10 minutes on a serious PR in this mode is not "read 800 lines and said OK," but a focused discussion of three or four architectural points.

Anti-patterns of reviewing AI code

They arise naturally — nobody teaches the opposite, and under load the team slides toward convenient shortcuts.

"Everything works — let's merge." Tests are green, it runs locally — so it's OK. In reality only the happy path was checked. Edge cases, invariants, concurrent scenarios — nobody looked. A time bomb.

"I don't know this chunk, I trust the AI." AI wrote an integration with a new library, the reviewer doesn't know the library, merges on trust. A month later it turns out AI invented half the API, and it only works in the happy-path test — which AI also wrote. The most dangerous pattern — it grows in proportion to the model's power.

"Test later." AI generates the code, the developer is rushing to ship, defers the test. By the time they come back — the context is forgotten, they write the test against what's currently in the code, not against what should be in the code. The test becomes a regression against the bugs instead of a guard against them.

"AI also refactored along the way." AI got the task "add a field to the DTO" and while it was at it rewrote three neighboring classes "to make them prettier." The PR is a 600-line diff, 20 lines of which relate to the task. The reviewer either spends 2 hours or merges as is. Fix it at the prompt stage — teach the team to give AI narrow tasks.

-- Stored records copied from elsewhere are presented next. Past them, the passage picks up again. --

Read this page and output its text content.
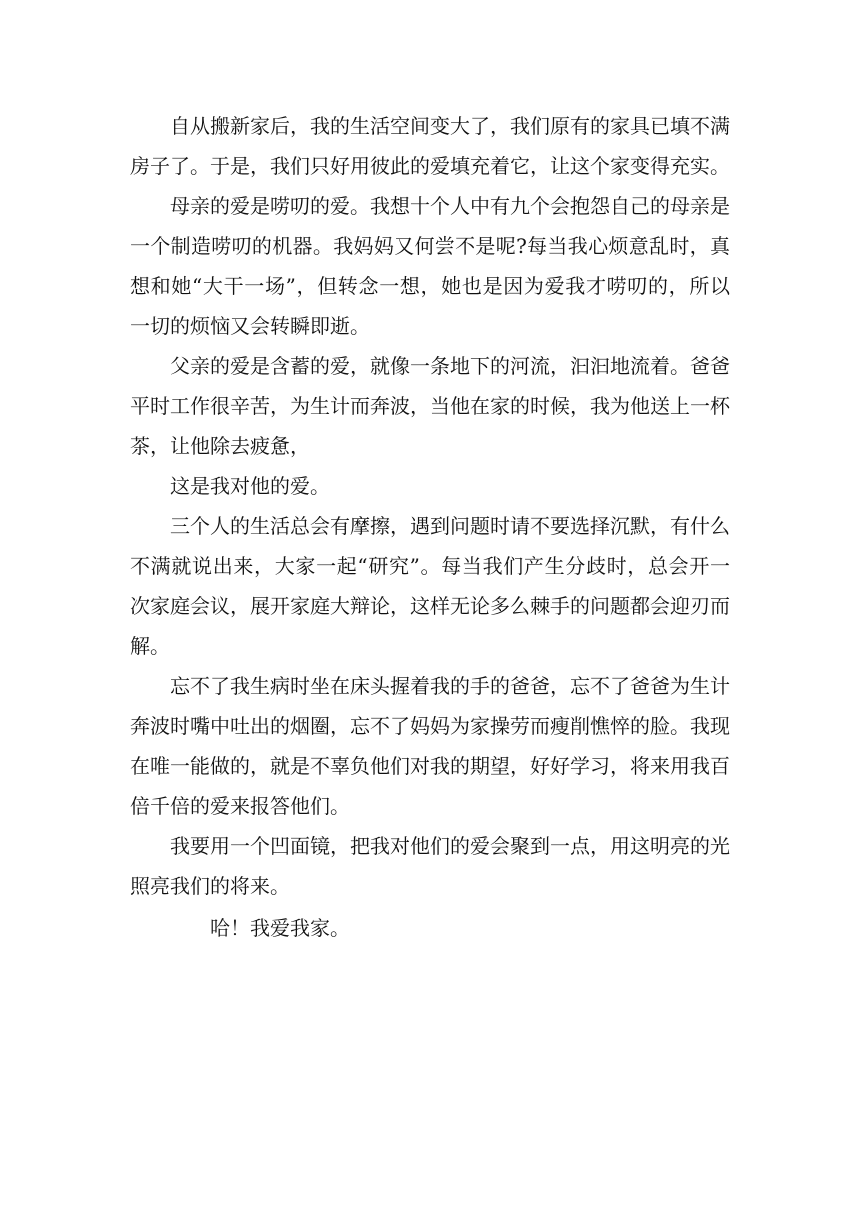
自从搬新家后，我的生活空间变大了，我们原有的家具已填不满房子了。于是，我们只好用彼此的爱填充着它，让这个家变得充实。

母亲的爱是唠叨的爱。我想十个人中有九个会抱怨自己的母亲是一个制造唠叨的机器。我妈妈又何尝不是呢?每当我心烦意乱时，真想和她“大干一场”，但转念一想，她也是因为爱我才唠叨的，所以一切的烦恼又会转瞬即逝。

父亲的爱是含蓄的爱，就像一条地下的河流，汩汩地流着。爸爸平时工作很辛苦，为生计而奔波，当他在家的时候，我为他送上一杯茶，让他除去疲惫，

这是我对他的爱。

三个人的生活总会有摩擦，遇到问题时请不要选择沉默，有什么不满就说出来，大家一起“研究”。每当我们产生分歧时，总会开一次家庭会议，展开家庭大辩论，这样无论多么棘手的问题都会迎刃而解。

忘不了我生病时坐在床头握着我的手的爸爸，忘不了爸爸为生计奔波时嘴中吐出的烟圈，忘不了妈妈为家操劳而瘦削憔悴的脸。我现在唯一能做的，就是不辜负他们对我的期望，好好学习，将来用我百倍千倍的爱来报答他们。

我要用一个凹面镜，把我对他们的爱会聚到一点，用这明亮的光照亮我们的将来。

哈！我爱我家。
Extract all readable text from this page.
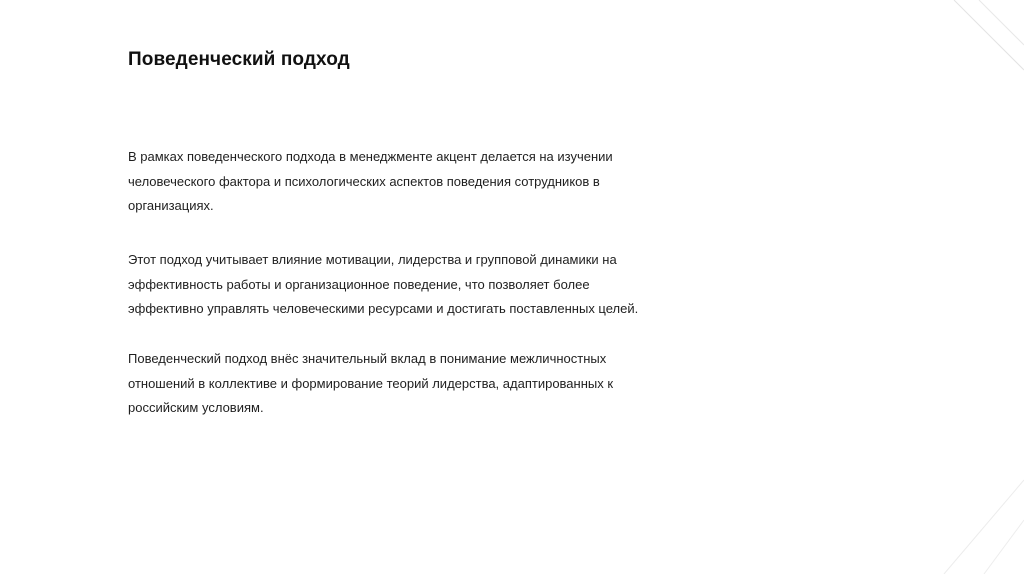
Поведенческий подход

В рамках поведенческого подхода в менеджменте акцент делается на изучении
человеческого фактора и психологических аспектов поведения сотрудников в
организациях.

Этот подход учитывает влияние мотивации, лидерства и групповой динамики на
эффективность работы и организационное поведение, что позволяет более
эффективно управлять человеческими ресурсами и достигать поставленных целей.

Поведенческий подход внёс значительный вклад в понимание межличностных
отношений в коллективе и формирование теорий лидерства, адаптированных к
российским условиям.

"One big PR per sprint." AI writes fast — the temptation is to roll a whole feature into one commit. That breaks the review cycle by volume. Split it up, the way you would with manual writing — one logical unit = one PR.

Printable checklist

Drop this into the team's docs/code-review-ai.md:

## Before opening a PR (developer)
- [ ] Pre-commit run of AI skills passed with no blocking remarks
- [ ] All edge cases (null, empty collection, concurrent access, error) have tests
- [ ] The test verifies BEHAVIOR, not "didn't crash"
- [ ] The PR contains exactly one logical unit — no "refactored along the way"

## During review (reviewer)
- [ ] The contract at the seams matches the spec
- [ ] The Controller contains no business logic
- [ ] Transactions are placed where they belong, and not where they don't
- [ ] Persistence goes through typed queries, not direct access from the controller
- [ ] Events are published in the same transaction as the save
- [ ] At Level 3 — invariants in the aggregate, not in the Handler
- [ ] Dependencies resolve, versions match (no invented API)
- [ ] Tests verify specific values, not any() / notNull
- [ ] AI skills passed in CI
- [ ] Comparison against the specification matched (if applicable)

## Before merge
- [ ] All blocking remarks are closed
- [ ] Non-blocking ones — accepted or explicitly justified
- [ ] Architecture tests are green

15 items, split into three phases: before the PR, during review, before merge. The team sees the checklist and knows what's expected of them.

What's next

AI tools are a throughput boost. Without a process that handles that volume, growing the team runs into accumulated code-quality problems. The combination of methodology + spec-as-code + AI skills for review holds the quality bar as volume grows.